The ICASSP Paper Review Process
Steve Young
SLTC Newsletter, October 2009
The winter holidays are approaching and that signals one of the busiest times of the year for the Speech and Language Processing Technical Committee. More than 600 papers have been submitted to ICASSP 2010 in the speech and language area and it is the job of the technical committee (TC), and especially the four Area Chairs, to oversee the process by which papers are reviewed, selected and assigned to sessions.
The first stage of the process is to allocate reviewers to papers in a way which ensures as best we can that papers are assigned to reviewers with the appropriate expertise and that there are no obvious conflicts of interest. This is done by firstly allocating papers based on their specified EDICS numbers and then manually checking the assignments.

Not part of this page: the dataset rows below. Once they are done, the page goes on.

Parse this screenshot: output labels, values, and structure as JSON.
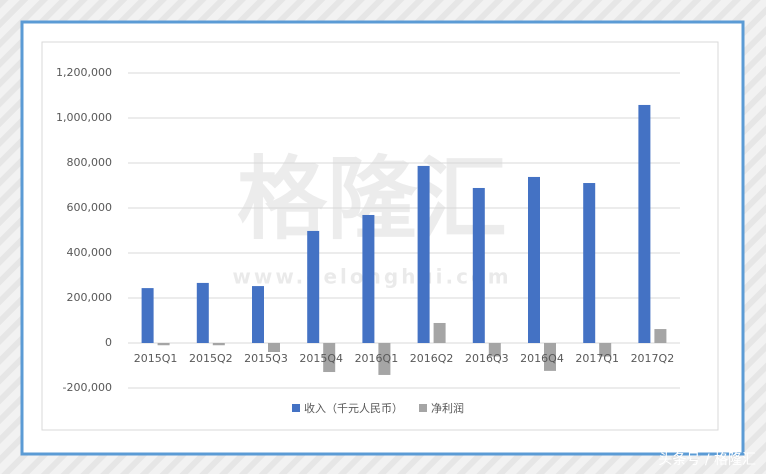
{
  "chart_data": {
    "type": "bar",
    "categories": [
      "2015Q1",
      "2015Q2",
      "2015Q3",
      "2015Q4",
      "2016Q1",
      "2016Q2",
      "2016Q3",
      "2016Q4",
      "2017Q1",
      "2017Q2"
    ],
    "series": [
      {
        "name": "收入（千元人民币）",
        "color": "#4472c4",
        "values": [
          244000,
          267000,
          253000,
          498000,
          569000,
          787000,
          689000,
          738000,
          711000,
          1058000
        ]
      },
      {
        "name": "净利润",
        "color": "#a5a5a5",
        "values": [
          -10000,
          -10000,
          -40000,
          -129000,
          -142000,
          89000,
          -60000,
          -124000,
          -60000,
          62000
        ]
      }
    ],
    "ylim": [
      -200000,
      1200000
    ],
    "yticks": [
      {
        "value": -200000,
        "label": "-200,000"
      },
      0,
      {
        "value": 200000,
        "label": "200,000"
      },
      {
        "value": 400000,
        "label": "400,000"
      },
      {
        "value": 600000,
        "label": "600,000"
      },
      {
        "value": 800000,
        "label": "800,000"
      },
      {
        "value": 1000000,
        "label": "1,000,000"
      },
      {
        "value": 1200000,
        "label": "1,200,000"
      }
    ],
    "grid": true,
    "legend": "bottom"
  },
  "watermark": "格隆汇",
  "watermark_url": "www.gelonghui.com",
  "source_mark": "头条号 / 格隆汇"
}
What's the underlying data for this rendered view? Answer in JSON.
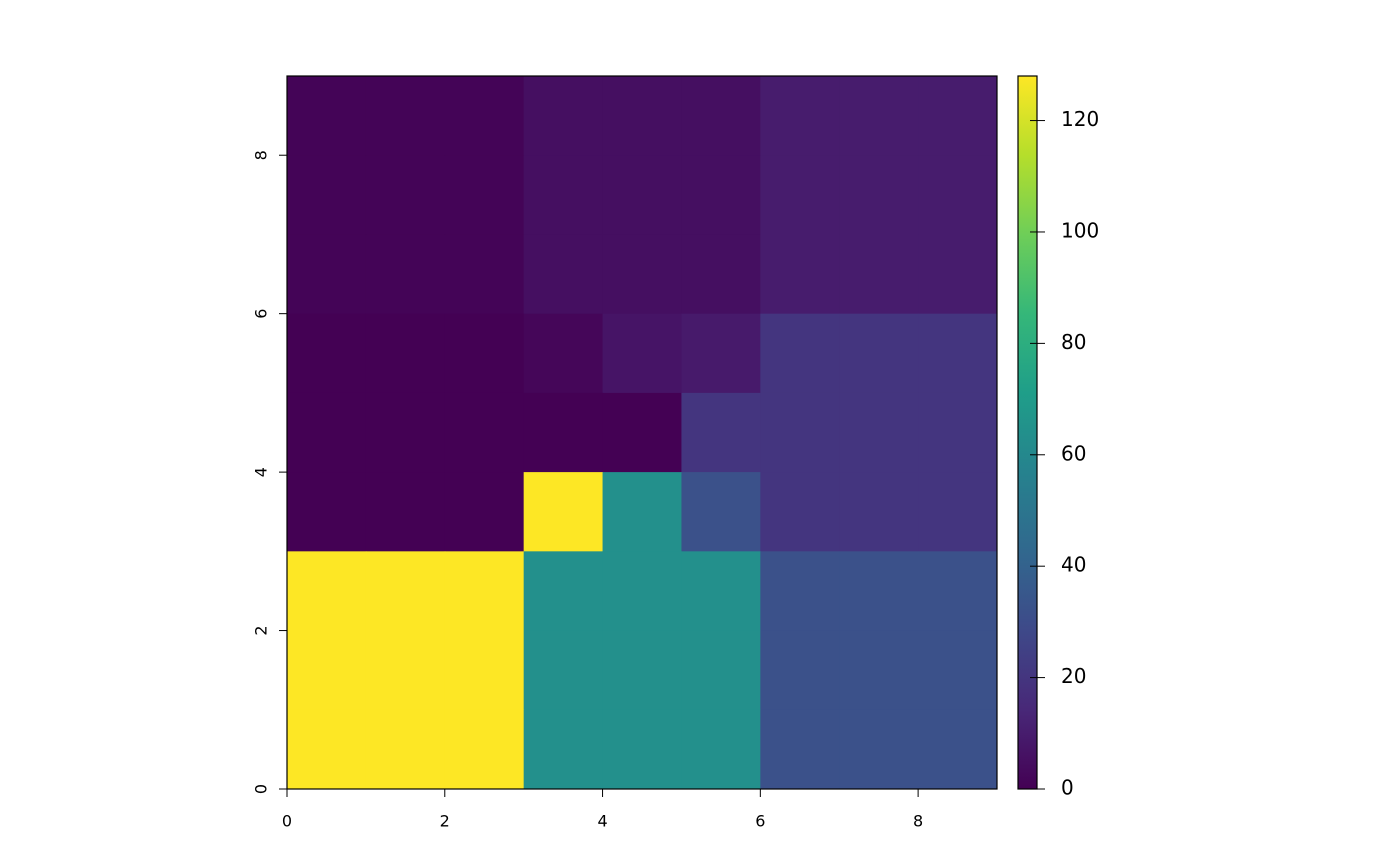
{
  "chart_data": {
    "type": "raster",
    "xlim": [
      0,
      9
    ],
    "ylim": [
      0,
      9
    ],
    "xticks": [
      0,
      2,
      4,
      6,
      8
    ],
    "yticks": [
      0,
      2,
      4,
      6,
      8
    ],
    "z": [
      [
        1,
        1,
        1,
        5,
        5,
        5,
        10,
        10,
        10
      ],
      [
        1,
        1,
        1,
        5,
        5,
        5,
        10,
        10,
        10
      ],
      [
        1,
        1,
        1,
        5,
        5,
        5,
        10,
        10,
        10
      ],
      [
        0,
        0,
        0,
        2,
        7,
        9,
        20,
        20,
        20
      ],
      [
        0,
        0,
        0,
        0,
        0,
        20,
        20,
        20,
        20
      ],
      [
        0,
        0,
        0,
        128,
        64,
        32,
        20,
        20,
        20
      ],
      [
        128,
        128,
        128,
        64,
        64,
        64,
        32,
        32,
        32
      ],
      [
        128,
        128,
        128,
        64,
        64,
        64,
        32,
        32,
        32
      ],
      [
        128,
        128,
        128,
        64,
        64,
        64,
        32,
        32,
        32
      ]
    ],
    "zlim": [
      0,
      128
    ],
    "zticks": [
      0,
      20,
      40,
      60,
      80,
      100,
      120
    ],
    "colorscale": [
      "#440154",
      "#482878",
      "#3e4989",
      "#31688e",
      "#26828e",
      "#1f9e89",
      "#35b779",
      "#6ece58",
      "#b5de2b",
      "#fde725"
    ]
  }
}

Our primary goal in managing the review process itself is to ensure that it is as fair and as transparent as possible. To help ensure this, we allocate four reviewers to every paper and we guarantee that all papers will receive at least three reviews. One of the four reviewers will be a TC member and once all the reviews are complete, the TC member conducts a meta-review of each paper assigned to him or her. When all of the reviewers agree, this meta-review will simply record the consensus opinion. However, when there is disagreement or the paper is on the borderline, the TC member will examine each of the reviews carefully and weigh the evidence provided by the reviewers to support the scores they gave. After weighing the evidence, the TC member makes a firm recommendation either one way or the other. By this process we hope to avoid papers being rejected because a reviewer misunderstood the paper or did not read it properly.

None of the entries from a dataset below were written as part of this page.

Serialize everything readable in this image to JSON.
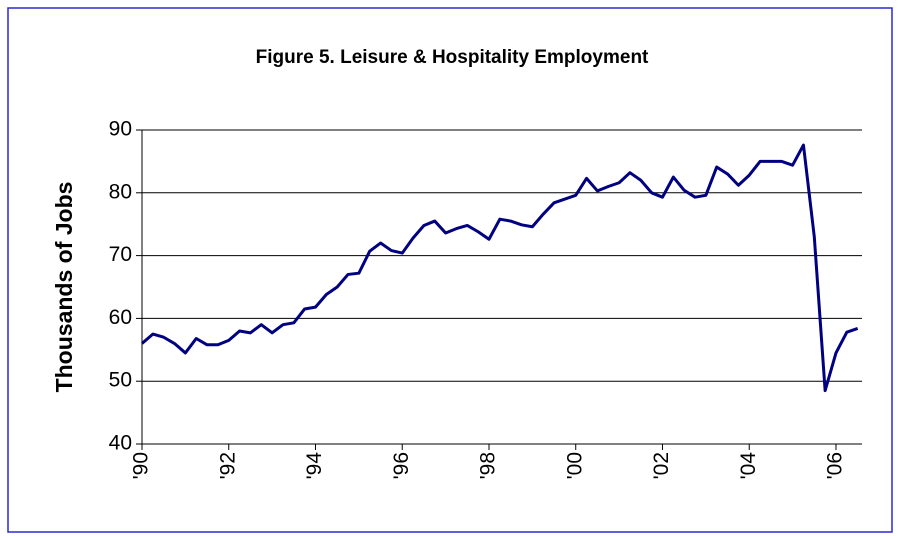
{
  "chart_data": {
    "type": "line",
    "title": "Figure 5. Leisure & Hospitality Employment",
    "y_label": "Thousands of Jobs",
    "x": [
      1990,
      1990.25,
      1990.5,
      1990.75,
      1991,
      1991.25,
      1991.5,
      1991.75,
      1992,
      1992.25,
      1992.5,
      1992.75,
      1993,
      1993.25,
      1993.5,
      1993.75,
      1994,
      1994.25,
      1994.5,
      1994.75,
      1995,
      1995.25,
      1995.5,
      1995.75,
      1996,
      1996.25,
      1996.5,
      1996.75,
      1997,
      1997.25,
      1997.5,
      1997.75,
      1998,
      1998.25,
      1998.5,
      1998.75,
      1999,
      1999.25,
      1999.5,
      1999.75,
      2000,
      2000.25,
      2000.5,
      2000.75,
      2001,
      2001.25,
      2001.5,
      2001.75,
      2002,
      2002.25,
      2002.5,
      2002.75,
      2003,
      2003.25,
      2003.5,
      2003.75,
      2004,
      2004.25,
      2004.5,
      2004.75,
      2005,
      2005.25,
      2005.5,
      2005.75,
      2006,
      2006.25,
      2006.5
    ],
    "values": [
      56,
      57.5,
      57,
      56,
      54.5,
      56.8,
      55.8,
      55.8,
      56.5,
      58,
      57.7,
      59,
      57.7,
      59,
      59.3,
      61.5,
      61.8,
      63.8,
      65,
      67,
      67.2,
      70.7,
      72,
      70.8,
      70.4,
      72.8,
      74.8,
      75.5,
      73.6,
      74.3,
      74.8,
      73.8,
      72.6,
      75.8,
      75.5,
      74.9,
      74.6,
      76.6,
      78.4,
      79,
      79.6,
      82.3,
      80.3,
      81,
      81.6,
      83.2,
      82,
      80,
      79.3,
      82.5,
      80.4,
      79.3,
      79.6,
      84.1,
      83,
      81.2,
      82.8,
      85,
      85,
      85,
      84.4,
      87.6,
      73,
      48.5,
      54.5,
      57.8,
      58.4
    ],
    "color": "#000080",
    "xlim": [
      1990,
      2006.6
    ],
    "xticks": [
      {
        "value": 1990,
        "label": "'90"
      },
      {
        "value": 1992,
        "label": "'92"
      },
      {
        "value": 1994,
        "label": "'94"
      },
      {
        "value": 1996,
        "label": "'96"
      },
      {
        "value": 1998,
        "label": "'98"
      },
      {
        "value": 2000,
        "label": "'00"
      },
      {
        "value": 2002,
        "label": "'02"
      },
      {
        "value": 2004,
        "label": "'04"
      },
      {
        "value": 2006,
        "label": "'06"
      }
    ],
    "ylim": [
      40,
      90
    ],
    "yticks": [
      40,
      50,
      60,
      70,
      80,
      90
    ],
    "grid": true
  }
}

The final stage of the process is to make the accept/reject decisions and allocate the accepted papers to sessions. Not surprisingly, this typically requires quite a few iterations to get right. However, eventually the programme is finalised and the results are announced to the authors. At this point, the Area Chairs will breath a huge sigh of relief.
The ICASSP review process is hard work for all of the TCs, but it is especially so for our TC simply because we have the most papers. Over 20% of all papers submitted to ICASSP are in the speech and language area. This year the TC members and our panel of reviewers will together conduct over 2,500 reviews, and TC members will then conduct more than 600 meta-reviews. Guiding all of this will be the Area Chairs: Pascale Fung, TJ Hazen, Thomas Hain and Brian Kingsbury. The Area Chairs are the unsung heroes of ICASSP - they work really hard for many weeks to keep the process on track and on schedule. So I would like to end by thanking in advance all of the volunteers who will contribute their time and expertise to the ICASSP review process and especially the Area Chairs on whom the process so crucially depends.
Steve Young is Chair of the Speech and Language Processing Technical Committee of the IEEE Signal Processing Society.